My SIL called from work and one of her co-workers is giving away his dog. He has 2 and they don't get along so this one is the one the wife picked to go.

She called me first to see if I wanted him but DH would :kev: me!

I said "I'll post on my board". He's trained to go inside on pee pads. He's mostly potty trained [aren't they all! LOL].

Havanese/Maltese mix 1 year old. He's white. Neutered. He's emailing me a picture.

That's all I know. I just wanted to help even though I can't adopt. If this isn't the place to post, can you direct me where to post? Thanks!!

Sounds like might be a great opportunity for someone looking to adopt!


----------



## TnTWalter (May 9, 2007)

here's a picture. they were going to take him to the pound. UGH. People.








this is a puppy pic. he's 1 so i've asked for more recent.
Anyone??


----------



## mybella (May 16, 2008)

If he is a Havanese mix and they can't find a good home for him PLEASE fill out a form at Havanese Rescue, don't let them send him to the pound! I wish I was close and could grab him! 

havaneserescue.com

Marie


----------



## TnTWalter (May 9, 2007)

I know. 

My brother and sister in law are going to take him if no one else does. They're heading out of town for a week. That bums me out because Pepper and Winston are such buddies. Sigh.

But they'll need to make sure they get along when they get back.


----------



## Thumbelleina (Apr 2, 2009)

Are they only adopting in the Indy area?


----------



## TnTWalter (May 9, 2007)

That's where the dog is so I suppose if you wanted to go to Indy, that would be ok.

:tea:


----------



## ama0722 (Nov 28, 2006)

What a cutie! I hope you find someone on the forum


----------



## Chere (May 22, 2009)

What is the status of this cute little dog now? I am hoping she is taken care of.


----------



## TnTWalter (May 9, 2007)

Wanted to post update....

My brother and SIL have decided to keep him [so far]. Pepper and he get along really well. We haven't met him yet. He isn't trained on a leash and has some potty training issues.

My brother was really upset that he was shaved. Just wait til he has to groom him! LOL.

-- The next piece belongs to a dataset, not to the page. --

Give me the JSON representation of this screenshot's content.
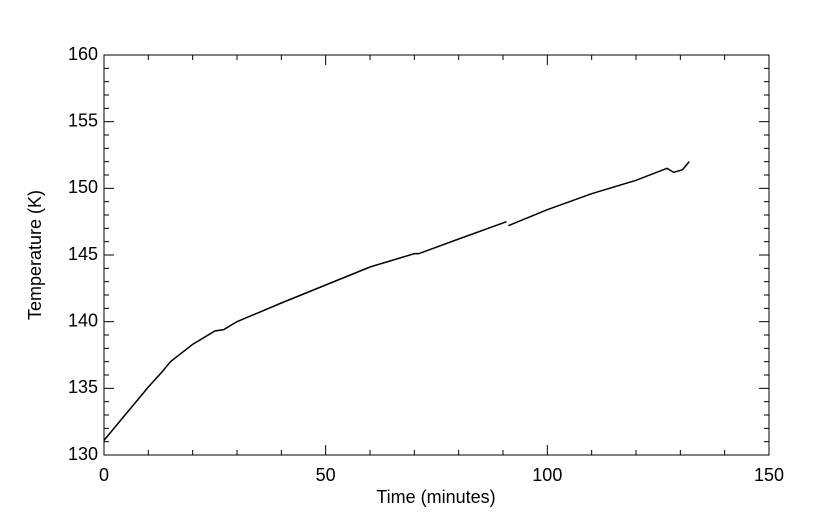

I'll keep you posted if things change.

Thanks.


----------



## Scooter's Family (May 23, 2008)

Good to hear they're going to keep him, I hope it works out well.


----------



## Chere (May 22, 2009)

Thanks for the update; the training will come with time. We have gotten used to our two shaved and now think they look pretty darned cute so perhaps he will get used to him looking very un-Hav like!


----------